Myths & Objections
Isn't this just sour grapes whenever a Democrat is in the White House?
No. Texas independence is not a mood, and it is not tied to which party holds Washington. The movement was here before the current administration, it will be here after the next one, and the case for it does not change color with the party in power. The problem is the size and distance of the federal government itself, and that does not improve when your team wins.
The case is structural, not partisan
The argument for independence has nothing to do with who sits in the Oval Office. Texans send hundreds of billions of dollars to Washington every year and watch a shrinking share come back with strings attached. The federal debt climbs past anything that can be seriously repaid. The decisions that shape life in Texas are made farther and farther from Texas. None of that is fixed by a change of administration. A new president does not shrink the debt, return the money, or move the decisions closer to home. The machine runs the same regardless of who is nominally driving.
"Your side wins sometimes" is exactly the trap
The whole promise of the federal system is that you get your turn. Win the right elections and Washington will work for you. Texans have run that experiment for generations, under presidents of both parties, and the federal government grew under all of them. When your party holds Washington, the spending and the centralizing do not stop. They just get aimed at different targets. The lesson is not "wait for the next election." The lesson is that the structure produces the same result no matter who is in charge. You cannot vote your way out of a system in which Texas is permanently outnumbered.
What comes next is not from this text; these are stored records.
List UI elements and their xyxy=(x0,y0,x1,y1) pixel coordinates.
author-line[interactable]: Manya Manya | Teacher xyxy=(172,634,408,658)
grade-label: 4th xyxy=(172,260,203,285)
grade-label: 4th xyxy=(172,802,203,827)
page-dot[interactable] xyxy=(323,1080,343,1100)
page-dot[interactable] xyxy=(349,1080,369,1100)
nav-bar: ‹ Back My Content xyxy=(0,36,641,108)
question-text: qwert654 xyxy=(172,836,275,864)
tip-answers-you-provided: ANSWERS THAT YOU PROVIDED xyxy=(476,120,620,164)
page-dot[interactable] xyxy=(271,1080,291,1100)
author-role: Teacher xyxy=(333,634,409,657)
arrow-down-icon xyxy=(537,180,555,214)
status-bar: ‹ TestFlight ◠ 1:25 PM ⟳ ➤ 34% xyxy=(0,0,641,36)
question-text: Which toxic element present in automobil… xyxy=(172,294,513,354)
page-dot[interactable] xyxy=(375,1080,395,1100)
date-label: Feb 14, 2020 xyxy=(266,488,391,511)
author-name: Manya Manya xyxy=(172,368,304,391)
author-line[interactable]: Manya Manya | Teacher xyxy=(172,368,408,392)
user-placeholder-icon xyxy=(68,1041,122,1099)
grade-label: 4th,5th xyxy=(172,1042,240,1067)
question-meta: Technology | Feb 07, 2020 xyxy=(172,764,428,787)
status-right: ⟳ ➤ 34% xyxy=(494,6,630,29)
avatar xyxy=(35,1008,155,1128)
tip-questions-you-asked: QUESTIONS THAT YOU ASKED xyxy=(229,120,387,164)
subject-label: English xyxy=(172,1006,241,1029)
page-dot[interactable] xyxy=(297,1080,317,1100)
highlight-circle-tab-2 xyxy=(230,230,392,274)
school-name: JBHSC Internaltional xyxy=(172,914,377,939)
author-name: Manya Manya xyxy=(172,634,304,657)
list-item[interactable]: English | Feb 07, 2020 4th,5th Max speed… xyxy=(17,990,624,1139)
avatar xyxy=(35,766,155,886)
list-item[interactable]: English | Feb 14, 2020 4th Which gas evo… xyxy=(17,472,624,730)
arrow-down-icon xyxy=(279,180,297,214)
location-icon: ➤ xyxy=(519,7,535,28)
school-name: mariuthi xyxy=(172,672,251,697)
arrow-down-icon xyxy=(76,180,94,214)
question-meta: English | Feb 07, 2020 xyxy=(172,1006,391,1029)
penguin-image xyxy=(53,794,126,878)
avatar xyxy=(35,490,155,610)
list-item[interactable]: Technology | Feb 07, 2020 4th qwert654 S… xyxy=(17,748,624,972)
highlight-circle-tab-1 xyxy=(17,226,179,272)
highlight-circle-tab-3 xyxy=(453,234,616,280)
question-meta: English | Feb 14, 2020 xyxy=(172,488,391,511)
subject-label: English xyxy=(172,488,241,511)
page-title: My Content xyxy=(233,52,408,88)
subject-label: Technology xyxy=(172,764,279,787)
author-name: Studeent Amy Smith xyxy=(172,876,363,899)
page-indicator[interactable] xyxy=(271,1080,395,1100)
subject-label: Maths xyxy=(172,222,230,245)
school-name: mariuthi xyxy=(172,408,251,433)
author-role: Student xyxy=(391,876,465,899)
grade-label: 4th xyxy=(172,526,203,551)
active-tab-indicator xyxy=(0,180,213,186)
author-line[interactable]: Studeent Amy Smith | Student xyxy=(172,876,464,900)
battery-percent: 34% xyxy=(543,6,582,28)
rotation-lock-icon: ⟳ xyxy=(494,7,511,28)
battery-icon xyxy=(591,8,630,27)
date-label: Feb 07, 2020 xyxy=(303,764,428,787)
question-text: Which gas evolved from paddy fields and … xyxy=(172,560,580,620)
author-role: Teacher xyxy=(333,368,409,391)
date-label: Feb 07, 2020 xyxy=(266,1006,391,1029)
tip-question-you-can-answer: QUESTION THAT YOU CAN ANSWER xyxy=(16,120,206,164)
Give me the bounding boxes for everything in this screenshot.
Independence is not about escaping one president. It is about self-government
The point of Texas independence is not to dodge a particular administration for four years. It is to put the decisions that affect Texans in the hands of Texans, permanently, so the answer to "who governs Texas" stops depending on a coin flip every four years in another part of the country. That is a goal that does not expire when a term ends. A Texan who only wants independence when the other party wins has not understood the argument. A Texan who wants it no matter who is in power has.
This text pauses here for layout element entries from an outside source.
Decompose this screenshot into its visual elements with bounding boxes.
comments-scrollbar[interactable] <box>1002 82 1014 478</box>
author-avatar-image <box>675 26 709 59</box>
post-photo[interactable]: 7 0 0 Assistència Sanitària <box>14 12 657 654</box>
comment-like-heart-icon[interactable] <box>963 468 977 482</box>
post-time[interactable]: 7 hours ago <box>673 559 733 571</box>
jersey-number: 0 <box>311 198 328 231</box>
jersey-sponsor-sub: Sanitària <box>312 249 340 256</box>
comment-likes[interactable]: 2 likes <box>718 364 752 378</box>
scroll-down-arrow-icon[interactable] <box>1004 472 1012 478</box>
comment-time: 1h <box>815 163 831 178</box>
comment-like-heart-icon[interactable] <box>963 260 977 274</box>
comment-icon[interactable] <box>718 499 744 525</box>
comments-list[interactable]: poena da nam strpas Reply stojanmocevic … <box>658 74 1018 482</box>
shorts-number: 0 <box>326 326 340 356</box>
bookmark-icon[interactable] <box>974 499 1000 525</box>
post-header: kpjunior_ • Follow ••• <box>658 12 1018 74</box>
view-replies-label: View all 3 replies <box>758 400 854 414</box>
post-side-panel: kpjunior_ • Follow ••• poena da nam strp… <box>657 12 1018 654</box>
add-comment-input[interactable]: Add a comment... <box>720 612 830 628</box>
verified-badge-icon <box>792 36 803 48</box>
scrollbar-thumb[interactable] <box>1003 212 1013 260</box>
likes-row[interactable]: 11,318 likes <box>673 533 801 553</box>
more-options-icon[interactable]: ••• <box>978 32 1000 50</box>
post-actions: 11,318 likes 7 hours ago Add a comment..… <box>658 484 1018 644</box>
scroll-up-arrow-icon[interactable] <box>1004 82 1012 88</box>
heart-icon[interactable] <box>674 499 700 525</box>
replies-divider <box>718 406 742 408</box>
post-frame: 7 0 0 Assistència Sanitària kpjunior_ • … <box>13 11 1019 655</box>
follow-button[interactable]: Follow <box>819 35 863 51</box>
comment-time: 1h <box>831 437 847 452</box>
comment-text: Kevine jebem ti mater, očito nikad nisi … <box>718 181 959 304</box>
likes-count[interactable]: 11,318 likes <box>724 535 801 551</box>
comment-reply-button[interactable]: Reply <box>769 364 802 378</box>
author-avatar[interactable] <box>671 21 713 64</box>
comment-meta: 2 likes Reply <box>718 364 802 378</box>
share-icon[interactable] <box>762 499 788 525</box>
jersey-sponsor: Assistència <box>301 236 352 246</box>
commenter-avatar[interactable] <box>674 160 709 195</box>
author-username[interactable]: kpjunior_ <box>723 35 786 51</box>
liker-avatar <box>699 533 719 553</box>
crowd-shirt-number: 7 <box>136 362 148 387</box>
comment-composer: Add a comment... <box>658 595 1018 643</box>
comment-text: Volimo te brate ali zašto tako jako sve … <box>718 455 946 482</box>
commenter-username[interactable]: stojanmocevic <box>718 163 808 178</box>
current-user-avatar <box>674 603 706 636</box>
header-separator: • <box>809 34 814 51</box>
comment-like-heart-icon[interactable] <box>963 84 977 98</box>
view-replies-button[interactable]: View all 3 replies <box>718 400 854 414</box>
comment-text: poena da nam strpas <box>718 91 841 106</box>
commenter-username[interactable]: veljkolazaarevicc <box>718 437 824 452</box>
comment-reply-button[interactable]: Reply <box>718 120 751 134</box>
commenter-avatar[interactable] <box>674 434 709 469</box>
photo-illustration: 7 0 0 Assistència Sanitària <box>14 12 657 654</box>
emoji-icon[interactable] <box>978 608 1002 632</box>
The accusation is a way to avoid the question
Notice what the "sour grapes" line is built to do. It changes the subject. Instead of answering whether Texas can govern itself, whether Texans are overtaxed by Washington, or whether the people deserve a vote, it dismisses the whole thing as a tantrum so the actual questions never get asked. It is easier to call a Texan a sore loser than to explain why Texans should not be allowed to vote on their own future. When the response to "let the people decide" is "you are just upset," the person saying it has run out of reasons.
The bottom line
This is not sour grapes. It is the considered position that Texas should govern Texas, and that position holds whether the president has an R or a D next to the name. The federal government is too big, too far, and too indebted to fix from the inside, and that is true every January no matter who takes the oath.